La nouvelle aventure d’Indiana Jones débute dans un désert du sud-ouest des Etats-Unis. Nous sommes en 1957, en pleine Guerre Froide. Indy et son copain Mac viennent tout juste d’échapper à une bande d’agents soviétiques à la recherche d’une mystérieuse relique surgie du fond des temps. De retour au Marshall College, le Professeur Jones apprend une très mauvaise nouvelle : ses récentes activités l’ont rendu suspect aux yeux du gouvernement américain. Le doyen Stanforth, qui est aussi un proche ami, se voit contraint de le licencier. A la sortie de la ville, Indiana fait la connaissance d’un jeune motard rebelle, Mutt, qui lui fait une proposition inattendue. En échange de son aide, il le mettra sur la piste du Crâne de Cristal d’Akator, relique mystérieuse qui suscite depuis des siècles autant de fascination que de craintes. Ce serait à coup sûr la plus belle trouvaille de l’histoire de l’archéologie. Indy et Mutt font route vers le Pérou, terre de mystères et de superstitions, où tant d’explorateurs ont trouvé la mort ou sombré dans la folie, à la recherche d’hypothétiques et insaisissables trésors. Mais ils réalisent très vite qu’ils ne sont pas seuls dans leur quête : les agents soviétiques sont eux aussi à la recherche du Crâne de Cristal, car il est dit que celui qui possède le Crâne et en déchiffre les énigmes s’assure du même coup le contrôle absolu de l’univers. Le chef de cette bande est la cruelle et somptueuse Irina Spalko. Indy n’aura jamais d’ennemie plus implacable… Indy et Mutt réussiront-ils à semer leurs poursuivants, à déjouer les pièges de leurs faux amis et surtout à éviter que le Crâne de Cristal ne tombe entre les mains avides d’Irina et ses sinistres sbires ?

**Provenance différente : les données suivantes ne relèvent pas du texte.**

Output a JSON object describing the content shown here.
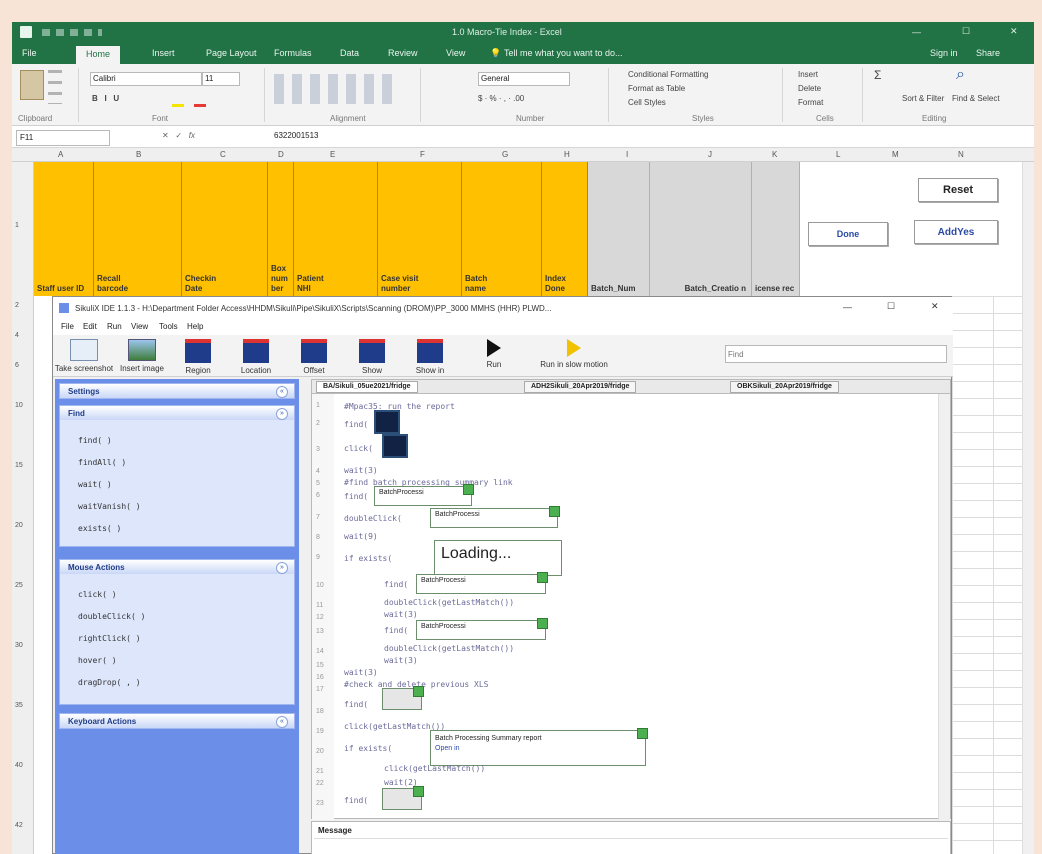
{
  "excel": {
    "title": "1.0 Macro-Tie Index - Excel",
    "tabs": [
      "File",
      "Home",
      "Insert",
      "Page Layout",
      "Formulas",
      "Data",
      "Review",
      "View"
    ],
    "tell_me": "Tell me what you want to do...",
    "sign_in": "Sign in",
    "share": "Share",
    "ribbon": {
      "font_name": "Calibri",
      "font_size": "11",
      "number_format": "General",
      "conditional": "Conditional Formatting",
      "format_table": "Format as Table",
      "cell_styles": "Cell Styles",
      "insert": "Insert",
      "delete": "Delete",
      "format": "Format",
      "sort_filter": "Sort & Filter",
      "find_select": "Find & Select",
      "groups": [
        "Clipboard",
        "Font",
        "Alignment",
        "Number",
        "Styles",
        "Cells",
        "Editing"
      ]
    },
    "name_box": "F11",
    "formula": "6322001513",
    "columns": [
      "A",
      "B",
      "C",
      "D",
      "E",
      "F",
      "G",
      "H",
      "I",
      "J",
      "K",
      "L",
      "M",
      "N"
    ],
    "headers": [
      "Staff user ID",
      "Recall barcode",
      "Checkin Date",
      "Box num ber",
      "Patient NHI",
      "Case visit number",
      "Batch name",
      "Index Done",
      "Batch_Num",
      "Batch_Creatio n",
      "icense rec"
    ],
    "buttons": {
      "reset": "Reset",
      "done": "Done",
      "add_yes": "AddYes"
    }
  },
  "ide": {
    "title": "SikuliX IDE 1.1.3 - H:\\Department Folder Access\\HHDM\\Sikuli\\Pipe\\SikuliX\\Scripts\\Scanning (DROM)\\PP_3000 MMHS (HHR) PLWD...",
    "menu": [
      "File",
      "Edit",
      "Run",
      "View",
      "Tools",
      "Help"
    ],
    "toolbar": [
      "Take screenshot",
      "Insert image",
      "Region",
      "Location",
      "Offset",
      "Show",
      "Show in",
      "Run",
      "Run in slow motion"
    ],
    "find_placeholder": "Find",
    "tabs": [
      "BA/Sikuli_05ue2021/fridge",
      "ADH2Sikuli_20Apr2019/fridge",
      "OBKSikuli_20Apr2019/fridge"
    ],
    "panels": {
      "settings": "Settings",
      "find": "Find",
      "find_items": [
        "find( )",
        "findAll( )",
        "wait( )",
        "waitVanish( )",
        "exists( )"
      ],
      "mouse": "Mouse Actions",
      "mouse_items": [
        "click( )",
        "doubleClick( )",
        "rightClick( )",
        "hover( )",
        "dragDrop( , )"
      ],
      "keyboard": "Keyboard Actions"
    },
    "code": [
      "#Mpac35: run the report",
      "find(",
      "click(",
      "wait(3)",
      "#find batch processing summary link",
      "find(",
      "doubleClick(",
      "wait(9)",
      "if exists(",
      "find(",
      "doubleClick(getLastMatch())",
      "wait(3)",
      "find(",
      "doubleClick(getLastMatch())",
      "wait(3)",
      "wait(3)",
      "#check and delete previous XLS",
      "find(",
      "click(getLastMatch())",
      "if exists(",
      "click(getLastMatch())",
      "wait(2)",
      "find("
    ],
    "thumbs": {
      "batch1": "BatchProcessi",
      "batch2": "BatchProcessi",
      "loading": "Loading...",
      "batch3": "BatchProcessi",
      "batch4": "BatchProcessi",
      "summary": "Batch Processing Summary report",
      "open": "Open in"
    },
    "message": "Message"
  }
}
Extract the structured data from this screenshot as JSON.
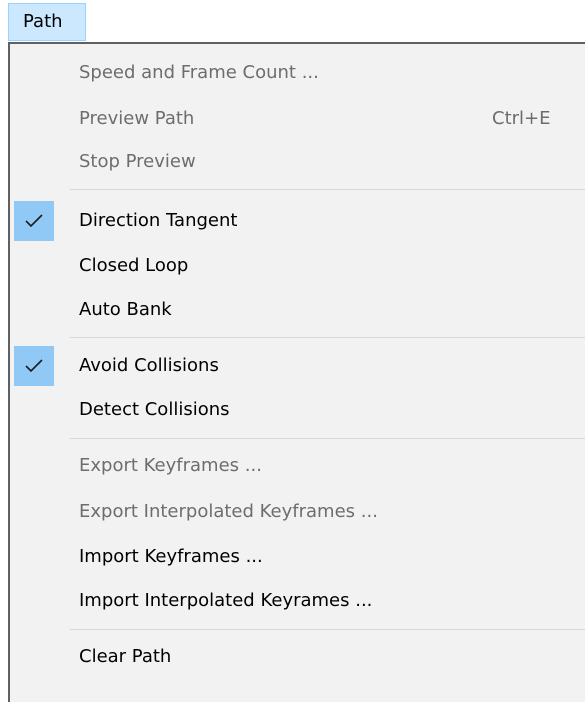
{
  "menubar": {
    "path_label": "Path"
  },
  "menu": {
    "items": [
      {
        "label": "Speed and Frame Count ...",
        "enabled": false,
        "checked": false,
        "shortcut": ""
      },
      {
        "label": "Preview Path",
        "enabled": false,
        "checked": false,
        "shortcut": "Ctrl+E"
      },
      {
        "label": "Stop Preview",
        "enabled": false,
        "checked": false,
        "shortcut": ""
      },
      {
        "label": "Direction Tangent",
        "enabled": true,
        "checked": true,
        "shortcut": ""
      },
      {
        "label": "Closed Loop",
        "enabled": true,
        "checked": false,
        "shortcut": ""
      },
      {
        "label": "Auto Bank",
        "enabled": true,
        "checked": false,
        "shortcut": ""
      },
      {
        "label": "Avoid Collisions",
        "enabled": true,
        "checked": true,
        "shortcut": ""
      },
      {
        "label": "Detect Collisions",
        "enabled": true,
        "checked": false,
        "shortcut": ""
      },
      {
        "label": "Export Keyframes ...",
        "enabled": false,
        "checked": false,
        "shortcut": ""
      },
      {
        "label": "Export Interpolated Keyframes ...",
        "enabled": false,
        "checked": false,
        "shortcut": ""
      },
      {
        "label": "Import Keyframes ...",
        "enabled": true,
        "checked": false,
        "shortcut": ""
      },
      {
        "label": "Import Interpolated Keyrames ...",
        "enabled": true,
        "checked": false,
        "shortcut": ""
      },
      {
        "label": "Clear Path",
        "enabled": true,
        "checked": false,
        "shortcut": ""
      }
    ]
  },
  "icons": {
    "check": "checkmark-icon"
  },
  "colors": {
    "menubar_highlight": "#cce8ff",
    "check_highlight": "#90c8f6",
    "disabled_text": "#6d6d6d",
    "menu_background": "#f2f2f2"
  }
}
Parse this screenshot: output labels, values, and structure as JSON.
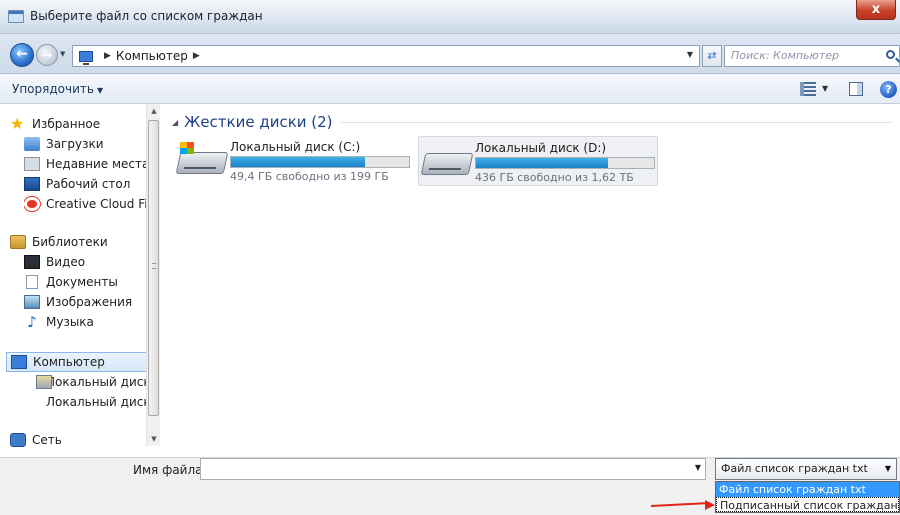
{
  "window": {
    "title": "Выберите файл со списком граждан",
    "close_glyph": "x"
  },
  "address": {
    "segments": [
      "Компьютер"
    ],
    "search_placeholder": "Поиск: Компьютер"
  },
  "toolbar": {
    "organize_label": "Упорядочить",
    "help_glyph": "?"
  },
  "navigation": {
    "favorites": {
      "label": "Избранное",
      "items": [
        {
          "label": "Загрузки",
          "icon": "downloads-icon"
        },
        {
          "label": "Недавние места",
          "icon": "recent-places-icon"
        },
        {
          "label": "Рабочий стол",
          "icon": "desktop-icon"
        },
        {
          "label": "Creative Cloud Fi",
          "icon": "creative-cloud-icon"
        }
      ]
    },
    "libraries": {
      "label": "Библиотеки",
      "items": [
        {
          "label": "Видео",
          "icon": "video-icon"
        },
        {
          "label": "Документы",
          "icon": "documents-icon"
        },
        {
          "label": "Изображения",
          "icon": "images-icon"
        },
        {
          "label": "Музыка",
          "icon": "music-icon"
        }
      ]
    },
    "computer": {
      "label": "Компьютер",
      "items": [
        {
          "label": "Локальный диск",
          "icon": "local-disk-icon"
        },
        {
          "label": "Локальный диск",
          "icon": "local-disk-icon"
        }
      ]
    },
    "network": {
      "label": "Сеть"
    }
  },
  "content": {
    "group_title": "Жесткие диски (2)",
    "drives": [
      {
        "name": "Локальный диск (C:)",
        "free_text": "49,4 ГБ свободно из 199 ГБ",
        "used_fraction": 0.75
      },
      {
        "name": "Локальный диск (D:)",
        "free_text": "436 ГБ свободно из 1,62 ТБ",
        "used_fraction": 0.74
      }
    ]
  },
  "bottom": {
    "filename_label": "Имя файла:",
    "filename_value": "",
    "filter_selected": "Файл список граждан txt",
    "filter_options": [
      "Файл список граждан txt",
      "Подписанный список граждан sgn"
    ]
  },
  "colors": {
    "annotation_arrow": "#e3241b",
    "selection": "#3399ff",
    "drive_bar": "#1a82c7"
  }
}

  • DVD Z1 disponible chez CineBox
  • Blu-ray non zoné (donc marche sur les lecteurs de TOUS les pays) disponible chez Cinebox

 

 
 

Spécifications techniques de la version blu-ray (double blu-ray) :

  • Son : Anglais 5.1 True HD, Français 5.1, Espagnol 5.1
  • Sous titre français, anglais, espagnol
  • Bonus (sous titré en VF) : Court métrage de la préproduction, Chronologies de Indiana jones, Court métrage le retour d’une légende, bandes annonces, Journal de production : le tournage du royaume du crânes de crystal, Maquillage de guerrier, Les crânes de crystal, Accessoires emblématiques, Aventure de postproduction, Les effets de Indy, Conclusion : l équipe de Indy, Séquences de prévisualisations, Galeries, Photos de production, Portraits, Photos des coulisses

 

Avis de Rachel :

Nous nous sommes longtemps posé la question du bien fondé de remettre à l’écran le personnage d’Indiana Jones campé toujours avec brio par Harrison Ford. Ce 4ème volet a ainsi fait l’objet de nombreux débats et a été très attendu. Nous espérions donc voir un film de meilleure qualité que les Bronzés 4 et bien qu’il le soit sans conteste, nous gardons nos distances et nous restons sur notre faim. En résumé, cet opus est finalement le moins bon de la saga.

Nous retrouvons certes un Indiana Jones vieillissant mais qui tient la forme et qui fait toujours preuve d’efficacité et d’humour.
On retrouve donc les ingrédients qui font mouche dans la saga et qui ont fait son succès.
Dans le 3ème volet, on voyait Indiana avec son père. Dans celui-ci, on le voit avec son fils qu’il ne connait pas.

Néanmoins le film général déçoit quelque peu.
On avait l’habitude de la dose de surnaturel mise dans ces films mais cette fois Spielberg y est allé fort et a réussi à introduire son sujet favori (les extra-terrestres) dans un film d’Indiana Jones ! C’est cela que nous déplorons.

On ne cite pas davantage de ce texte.